In June 2019, the Australian unemployment rate was 5.2 percent, inflation was tame, wages were flat and companies were still attempting to recover from the GFC hangover.

Unemployment is currently an incredulous 5.1 per cent, even with airlines at 10 per cent production and Melbourne’s CBD looks like a small business graveyard.

The ABS figures are produced by an antique methodology that has not morphed with the radical workforce changes in the last 20 years.

It’s a fact that many people are having to work two jobs and because international workers have left, the workforce has shrunk (making the unemployment figure seem good).

The economic landscape s compared to two years ago is very different.

Housing is scarce and house prices are booming.
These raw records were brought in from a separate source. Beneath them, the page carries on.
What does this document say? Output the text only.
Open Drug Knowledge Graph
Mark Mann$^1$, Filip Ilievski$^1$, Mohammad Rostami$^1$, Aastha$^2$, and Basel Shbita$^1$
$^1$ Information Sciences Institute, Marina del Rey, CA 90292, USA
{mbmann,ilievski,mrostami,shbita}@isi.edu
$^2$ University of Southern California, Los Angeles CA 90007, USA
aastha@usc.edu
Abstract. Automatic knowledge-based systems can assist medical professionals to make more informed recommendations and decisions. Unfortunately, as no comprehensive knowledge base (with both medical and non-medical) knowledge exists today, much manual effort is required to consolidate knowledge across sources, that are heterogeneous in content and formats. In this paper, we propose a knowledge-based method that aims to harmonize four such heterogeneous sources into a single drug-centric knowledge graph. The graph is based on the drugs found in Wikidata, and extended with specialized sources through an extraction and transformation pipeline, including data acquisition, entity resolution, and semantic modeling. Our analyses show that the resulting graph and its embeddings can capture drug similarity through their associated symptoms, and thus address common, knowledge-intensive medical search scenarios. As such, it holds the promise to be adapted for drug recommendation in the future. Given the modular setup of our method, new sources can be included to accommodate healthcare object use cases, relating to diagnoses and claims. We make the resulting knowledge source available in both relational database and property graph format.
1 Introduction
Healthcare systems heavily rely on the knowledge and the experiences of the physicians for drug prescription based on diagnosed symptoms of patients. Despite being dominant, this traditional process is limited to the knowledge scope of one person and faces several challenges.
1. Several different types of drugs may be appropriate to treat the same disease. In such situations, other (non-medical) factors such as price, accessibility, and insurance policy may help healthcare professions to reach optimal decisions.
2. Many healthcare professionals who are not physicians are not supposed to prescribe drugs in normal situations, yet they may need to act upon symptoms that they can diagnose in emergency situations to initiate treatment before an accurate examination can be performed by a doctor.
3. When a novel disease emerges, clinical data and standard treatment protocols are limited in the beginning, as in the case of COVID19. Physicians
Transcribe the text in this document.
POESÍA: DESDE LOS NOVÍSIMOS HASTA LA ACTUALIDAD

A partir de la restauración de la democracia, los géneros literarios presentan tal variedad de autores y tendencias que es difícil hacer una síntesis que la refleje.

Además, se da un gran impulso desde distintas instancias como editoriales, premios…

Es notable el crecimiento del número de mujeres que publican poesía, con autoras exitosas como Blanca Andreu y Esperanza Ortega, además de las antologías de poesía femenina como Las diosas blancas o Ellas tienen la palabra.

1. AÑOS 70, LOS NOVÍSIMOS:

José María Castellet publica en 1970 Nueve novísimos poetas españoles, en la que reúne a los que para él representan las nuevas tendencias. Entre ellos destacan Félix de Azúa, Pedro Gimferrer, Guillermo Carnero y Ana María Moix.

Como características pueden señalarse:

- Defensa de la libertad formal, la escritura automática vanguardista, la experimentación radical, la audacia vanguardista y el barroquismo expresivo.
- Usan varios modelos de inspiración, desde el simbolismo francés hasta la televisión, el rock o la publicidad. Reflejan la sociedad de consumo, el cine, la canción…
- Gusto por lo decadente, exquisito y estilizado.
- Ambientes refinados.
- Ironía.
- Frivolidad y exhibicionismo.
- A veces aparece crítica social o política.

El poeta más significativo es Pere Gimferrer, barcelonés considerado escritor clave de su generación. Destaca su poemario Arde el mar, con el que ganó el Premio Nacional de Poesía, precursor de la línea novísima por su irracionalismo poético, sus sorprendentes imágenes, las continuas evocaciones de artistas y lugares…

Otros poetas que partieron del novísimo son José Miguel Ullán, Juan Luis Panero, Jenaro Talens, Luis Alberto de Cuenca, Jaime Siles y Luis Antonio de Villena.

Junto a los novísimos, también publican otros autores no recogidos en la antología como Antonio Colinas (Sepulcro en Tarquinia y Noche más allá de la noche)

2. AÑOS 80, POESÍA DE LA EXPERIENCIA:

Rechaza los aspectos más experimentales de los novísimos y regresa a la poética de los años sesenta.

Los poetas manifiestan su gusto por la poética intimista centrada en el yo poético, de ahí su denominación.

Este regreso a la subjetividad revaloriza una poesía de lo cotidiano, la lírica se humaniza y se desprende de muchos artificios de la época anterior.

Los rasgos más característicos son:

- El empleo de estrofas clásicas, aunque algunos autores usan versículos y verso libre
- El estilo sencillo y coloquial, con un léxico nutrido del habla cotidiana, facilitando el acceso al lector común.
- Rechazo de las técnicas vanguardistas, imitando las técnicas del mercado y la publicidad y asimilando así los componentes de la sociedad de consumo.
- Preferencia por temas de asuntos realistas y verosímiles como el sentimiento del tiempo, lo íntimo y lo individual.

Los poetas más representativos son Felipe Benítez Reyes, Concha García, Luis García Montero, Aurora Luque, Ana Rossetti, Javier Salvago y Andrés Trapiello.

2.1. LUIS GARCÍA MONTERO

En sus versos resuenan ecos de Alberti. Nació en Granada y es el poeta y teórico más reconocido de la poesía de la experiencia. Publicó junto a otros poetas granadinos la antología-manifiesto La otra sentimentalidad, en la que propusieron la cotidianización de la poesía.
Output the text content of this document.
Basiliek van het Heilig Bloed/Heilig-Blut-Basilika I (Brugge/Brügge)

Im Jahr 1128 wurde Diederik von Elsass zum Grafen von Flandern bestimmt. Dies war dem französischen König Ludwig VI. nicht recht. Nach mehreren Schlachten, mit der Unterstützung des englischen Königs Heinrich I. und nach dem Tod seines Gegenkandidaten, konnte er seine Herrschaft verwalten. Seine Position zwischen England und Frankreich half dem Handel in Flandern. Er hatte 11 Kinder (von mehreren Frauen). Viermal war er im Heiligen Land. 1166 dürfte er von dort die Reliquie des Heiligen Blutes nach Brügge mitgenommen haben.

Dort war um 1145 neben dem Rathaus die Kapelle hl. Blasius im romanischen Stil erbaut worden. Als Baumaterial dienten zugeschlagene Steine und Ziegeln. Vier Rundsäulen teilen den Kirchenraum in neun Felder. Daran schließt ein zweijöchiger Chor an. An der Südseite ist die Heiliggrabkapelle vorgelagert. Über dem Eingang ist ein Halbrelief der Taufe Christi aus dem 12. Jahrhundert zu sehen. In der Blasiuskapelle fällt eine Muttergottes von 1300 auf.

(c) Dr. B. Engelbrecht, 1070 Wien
There is a great dislocation between millions of unemployed workers and millions of vacant jobs.

There’s dispute about how many of these changes are temporary and how many are permanent.

One thing I know is the use of algorithms in recruitment will continue to rise. Candidates will be short-listed by ‘robots’.

Nearly a quarter of workers are likely to work at least a day or two from home each week, the McKinsey Global Institute predicts. And e-commerce, which grew three times faster last year than in prior years, shows few signs of ebbing.